La tentative de Richard Linklater est malgré tout inaboutie, la longue et conflictuelle post-production n’ayant pas été mise à profit pour repenser le film en fonction des possibilités offertes par l’animation. Car en transférant les images tournées sur des ordinateurs pour les transformer en dessins animés, le film A Scanner Darkly a basculé d’un support et une technique (le cinéma par captation du réel, images indicielles) à un autre (le cinéma d’animation, images iconiques) dont les procédés et les possibilités sont différents. Pour que la rotoscopie parviennent à figurer la réalité mouvante de Philip K. Dick, il eut fallu que cette l’image photographique émerge parfois soudainement ou par nappes progressives, que cette image indicielle originelle soit rendue visible lors de brefs surgissements, comme un réel perçant à travers l’image iconique.
Faire resurgir le réel filmé à travers l’image numérique
Ces éclats auraient figuré ses survivances du réel dont le personnage de Philip K. Dick est en quête, ce que le film A Scanner Darkly occulte complètement malgré les moyens qui lui étaient offerts. Il faut insister sur ce point : Substance Mort est avant tout, à travers l’évocation bouleversante des victimes de la drogue, une quête du réel, le récit de l’attente du moment où l’insoutenable souffrance prendra fin, où le brouillard se dissipera, où le réel sera connu.
Dans une scène du roman, reprise par Richard Linklater dans son adaptation, le visage de Donna s’est imprimée sur une bande vidéo par dessus le visage de la femme filmée, Connie. Ce n’est pas un phénomène purement technique, ni une hallucination de Bob Arctor qui visionne la bande puisque simultanément le réel et son image témoignent de la présence de ce phénomène. Peut-être que ceci est possible parce qu’image et monde réel ne font qu’un : le monde est la représentation elle-même, le monde réel est une image, un reflet dans un miroir obscur, pour reprendre l’expression dérivée de Saint Paul qui a donné son titre à l’œuvre de Philip K. Dick, et à laquelle il consacre un long et important passage.
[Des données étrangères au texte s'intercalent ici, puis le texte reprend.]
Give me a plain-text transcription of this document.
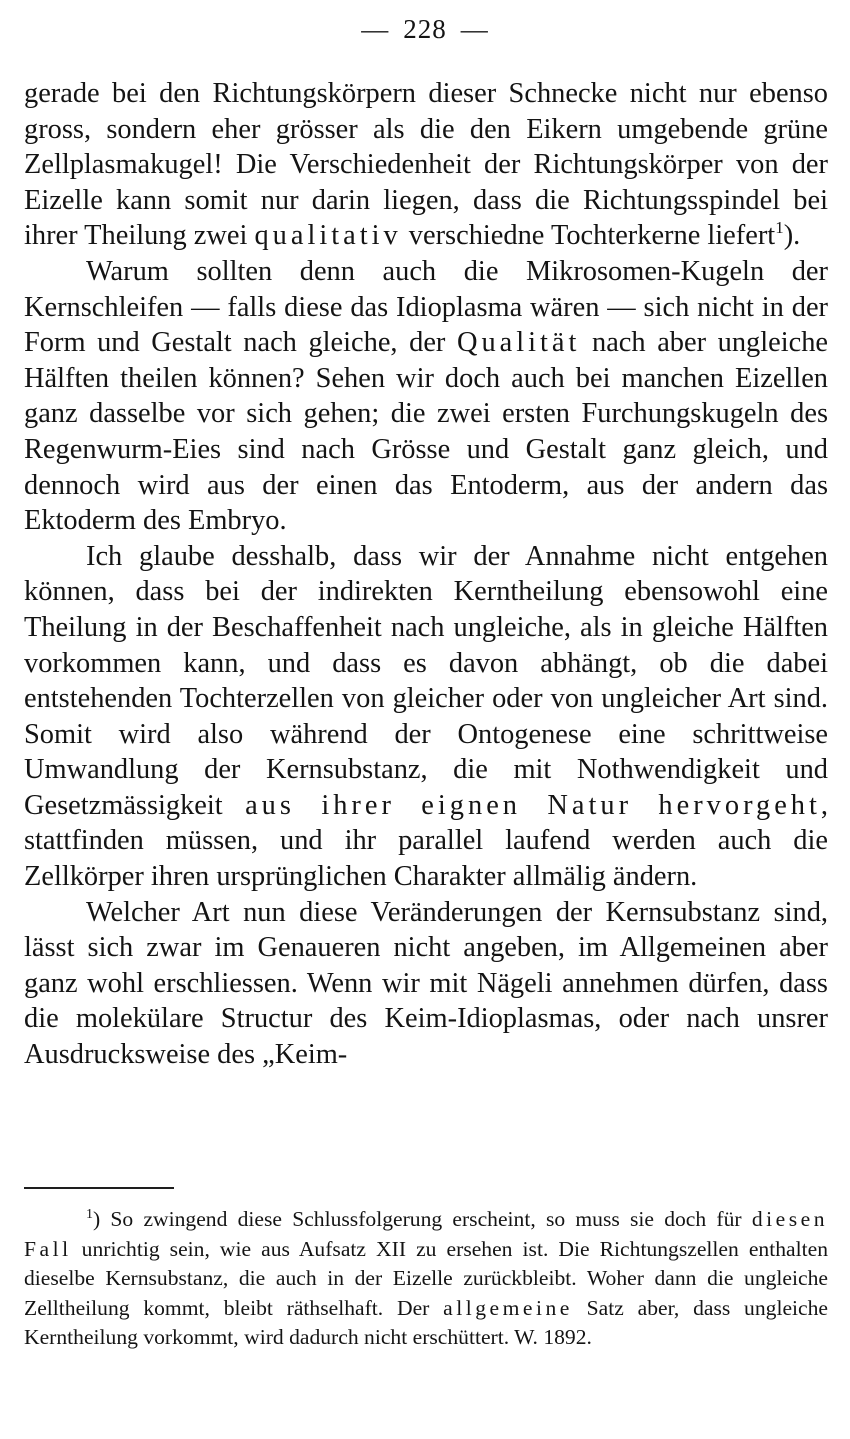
— 228 —

gerade bei den Richtungskörpern dieser Schnecke nicht nur ebenso gross, sondern eher grösser als die den Eikern umgebende grüne Zellplasmakugel! Die Verschiedenheit der Richtungskörper von der Eizelle kann somit nur darin liegen, dass die Richtungsspindel bei ihrer Theilung zwei qualitativ verschiedne Tochterkerne liefert$^1$).

Warum sollten denn auch die Mikrosomen-Kugeln der Kernschleifen — falls diese das Idioplasma wären — sich nicht in der Form und Gestalt nach gleiche, der Qualität nach aber ungleiche Hälften theilen können? Sehen wir doch auch bei manchen Eizellen ganz dasselbe vor sich gehen; die zwei ersten Furchungskugeln des Regenwurm-Eies sind nach Grösse und Gestalt ganz gleich, und dennoch wird aus der einen das Entoderm, aus der andern das Ektoderm des Embryo.

Ich glaube desshalb, dass wir der Annahme nicht entgehen können, dass bei der indirekten Kerntheilung ebensowohl eine Theilung in der Beschaffenheit nach ungleiche, als in gleiche Hälften vorkommen kann, und dass es davon abhängt, ob die dabei entstehenden Tochterzellen von gleicher oder von ungleicher Art sind. Somit wird also während der Ontogenese eine schrittweise Umwandlung der Kernsubstanz, die mit Nothwendigkeit und Gesetzmässigkeit aus ihrer eignen Natur hervorgeht, stattfinden müssen, und ihr parallel laufend werden auch die Zellkörper ihren ursprünglichen Charakter allmälig ändern.

Welcher Art nun diese Veränderungen der Kernsubstanz sind, lässt sich zwar im Genaueren nicht angeben, im Allgemeinen aber ganz wohl erschliessen. Wenn wir mit Nägeli annehmen dürfen, dass die molekülare Structur des Keim-Idioplasmas, oder nach unsrer Ausdrucksweise des „Keim-

$^1$) So zwingend diese Schlussfolgerung erscheint, so muss sie doch für diesen Fall unrichtig sein, wie aus Aufsatz XII zu ersehen ist. Die Richtungszellen enthalten dieselbe Kernsubstanz, die auch in der Eizelle zurückbleibt. Woher dann die ungleiche Zelltheilung kommt, bleibt räthselhaft. Der allgemeine Satz aber, dass ungleiche Kerntheilung vorkommt, wird dadurch nicht erschüttert. W. 1892.
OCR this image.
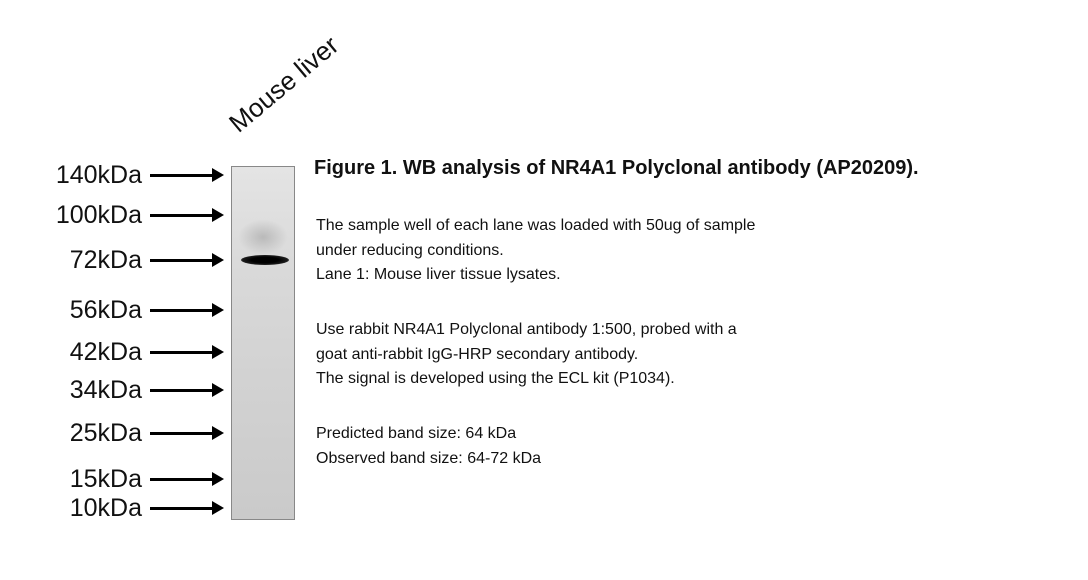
Mouse liver
140kDa
100kDa
72kDa
56kDa
42kDa
34kDa
25kDa
15kDa
10kDa
Figure 1. WB analysis of NR4A1 Polyclonal antibody (AP20209).

The sample well of each lane was loaded with 50ug of sample

under reducing conditions.

Lane 1: Mouse liver tissue lysates.

Use rabbit NR4A1 Polyclonal antibody 1:500, probed with a

goat anti-rabbit IgG-HRP secondary antibody.

The signal is developed using the ECL kit (P1034).

Predicted band size: 64 kDa

Observed band size: 64-72 kDa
Du réel, Robert Arctor dans Substance Mort voit simultanément le référent et le reflet, l’envers et l’endroit. Il ne peut que demeurer dans l’attente d’une Révélation du réel authentique, le cerveau cramé. C’est l’image indicielle, donc photographique ou cinématographique, qui porte la promesse de cette révélation. Dans un des passages les plus importants de toute son œuvre, cité en voix off dans le film de Richard Linklater, Philip K. Dick, à travers les mots de Robert Arctor, exprime cet espoir de révélation du réel, mais il est entaché par un doute persistant, celui que l’illusion ne cesse jamais, malgré la présence permanente des caméras qui voient tout, enregistrent tout :
Vu de l’intérieur de quelque chose ; par le regard de quelque chose. Qui, à la différence de Donna aux yeux sombres, ne cille jamais. Que peut voir une caméra ? Que voit-elle vraiment ? Voit-elle dans la tête ? Plonge-t-elle son regard jusqu’au cœur. Voient-elles clairement ou obscurément en moi – en nous -, la caméra passive à infrarouge ancien modèle, et la caméra holographique nouveau modèle ? J’espère qu’elles voient clairement, parce que, ces temps-ci, moi je n’y vois plus en moi. Je ne vois que du brouillard. Brouillard à l’extérieur ; brouillard à l’intérieur. Pour le salut de chacun, j’espère que les caméras ont meilleure vue. Car si la caméra ne voit qu’obscurément, comme j’y vois moi-même, nous sommes tous maudits, maudits comme nous n’avons jamais cessé de l’être, et nous mourrons ainsi, en sachant peu et sachant mal le peu que nous savons.
(Substance Mort, Paris, Éditions Denoël, collection « Folio SF », traduction de Robert Louit, 2000, p. 268).
Version revue et corrigée d’une partie d’un article paru le 22 juillet 2010 sur le blog de l’auteur, puis sur Ouvre les Yeux.
Cette analyse du film A Scanner Darkly fait partie du dossier consacré aux rapports entre l’écrivain Philip K. Dick et le cinéma.